Compete your way to growth
Lila and Lenú nourish each other’s growth — they feed off each other’s creativity and excite one another’s imaginations. While Lila engages in nasty attempts to thwart Lenú’s intellectual advancement — like designing a plot to get her in trouble with her mother so her mom reneges on allowing her to study — Lila is unquestionably the brighter of the two stars. “I realized she was ahead of me in everything,” Lenú says when she discovers that Lila has already read the ancient Greek text she’s laboring to understand. Without Lila’s intellectual companionship, Lenú’s grades plummet and her fever to learn decreases. But when she realizes that Lila has continued to study despite being forced out of school, Lenú’s fire to learn reignites. “From that moment on, I decided I would buckle down and study, promising myself I would never be less than her,” she says. Severals studies show that competition — especially of the academic variety — can actually improve performance. So a small amount of healthy competitive heat can actually inspire you to do better at work or in school, like Lila and Lenú.

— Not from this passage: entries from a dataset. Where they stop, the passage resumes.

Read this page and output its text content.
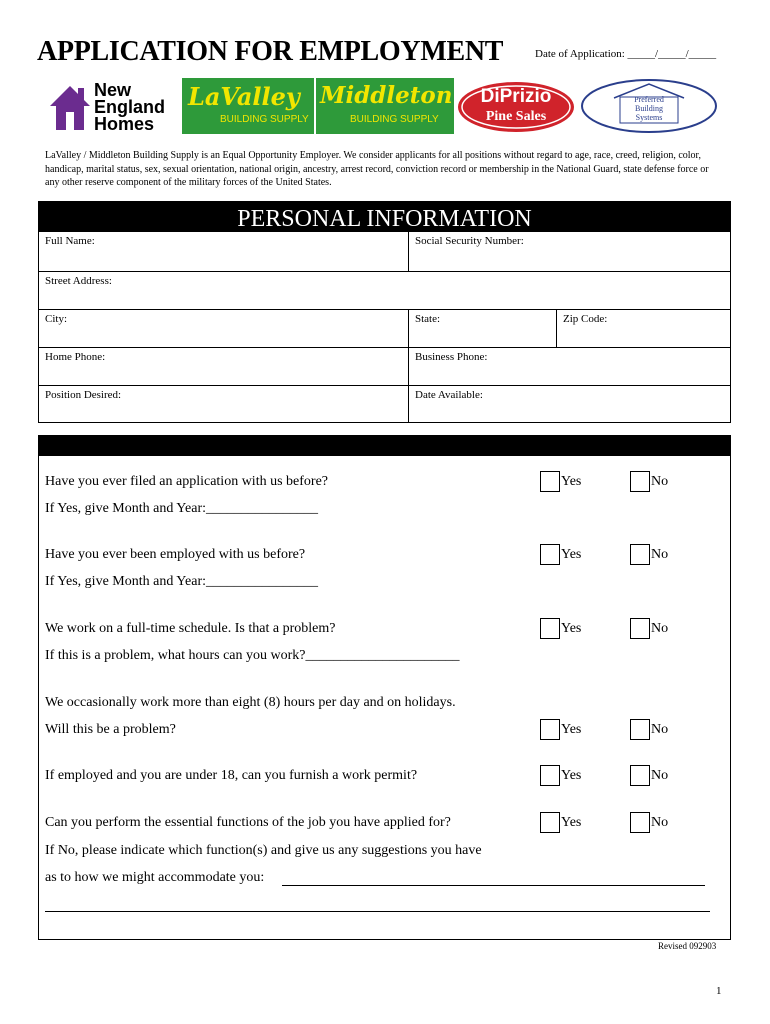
APPLICATION FOR EMPLOYMENT	Date of Application: _____/_____/_____
New
England
Homes
LaValley
BUILDING SUPPLY
Middleton
BUILDING SUPPLY
DiPrizio
Pine Sales
Preferred
Building
Systems
LaValley / Middleton Building Supply is an Equal Opportunity Employer. We consider applicants for all positions without regard to age, race, creed, religion, color, handicap, marital status, sex, sexual orientation, national origin, ancestry, arrest record, conviction record or membership in the National Guard, state defense force or any other reserve component of the military forces of the United States.
PERSONAL INFORMATION
Full Name:	Social Security Number:
Street Address:
City:	State:	Zip Code:
Home Phone:	Business Phone:
Position Desired:	Date Available:
Have you ever filed an application with us before?	Yes	No
If Yes, give Month and Year:________________
Have you ever been employed with us before?	Yes	No
If Yes, give Month and Year:________________
We work on a full-time schedule. Is that a problem?	Yes	No
If this is a problem, what hours can you work?______________________
We occasionally work more than eight (8) hours per day and on holidays.
Will this be a problem?	Yes	No
If employed and you are under 18, can you furnish a work permit?	Yes	No
Can you perform the essential functions of the job you have applied for?	Yes	No
If No, please indicate which function(s) and give us any suggestions you have
as to how we might accommodate you:
Revised 092903
1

Protect your friendships by taking breaks and forgiving one another
A study last year showed that close childhood friendships positively correlate with healthy social development and adult mental wellness, but sometimes we need a break from those we love. Lila and Lenú’s bond blazes with a life-affirming — and life-draining — intensity. But they seek space when they need it, even if they do so with youthful insensitivity. When Lila’s parents try to stop her from studying, her jealousy toward Lenú soars so high that she dodges Lenú’s friendship for a long stretch. When Lenú sails to the Island of Ischia for a few months, she writes Lila dozens of letters, which Lila fails to respond to because, she says, she doesn’t want to darken Lila’s happy days with the news of her father’s attempt to bully and beat her into marrying a smug and cruel young man. No matter how much they hurt one another — and their drama will reach a crescendo in forthcoming seasons — they continue to forgive one another, which studies indicate we’re hardwired to do even when someone falls from a mighty perch.
Despite being born into an environment that breeds unhealthy behaviors, we can derive important life lesson from watching these precocious best friends traverse difficult challenges. (HBO, Sundays and Mondays, 9 p.m.)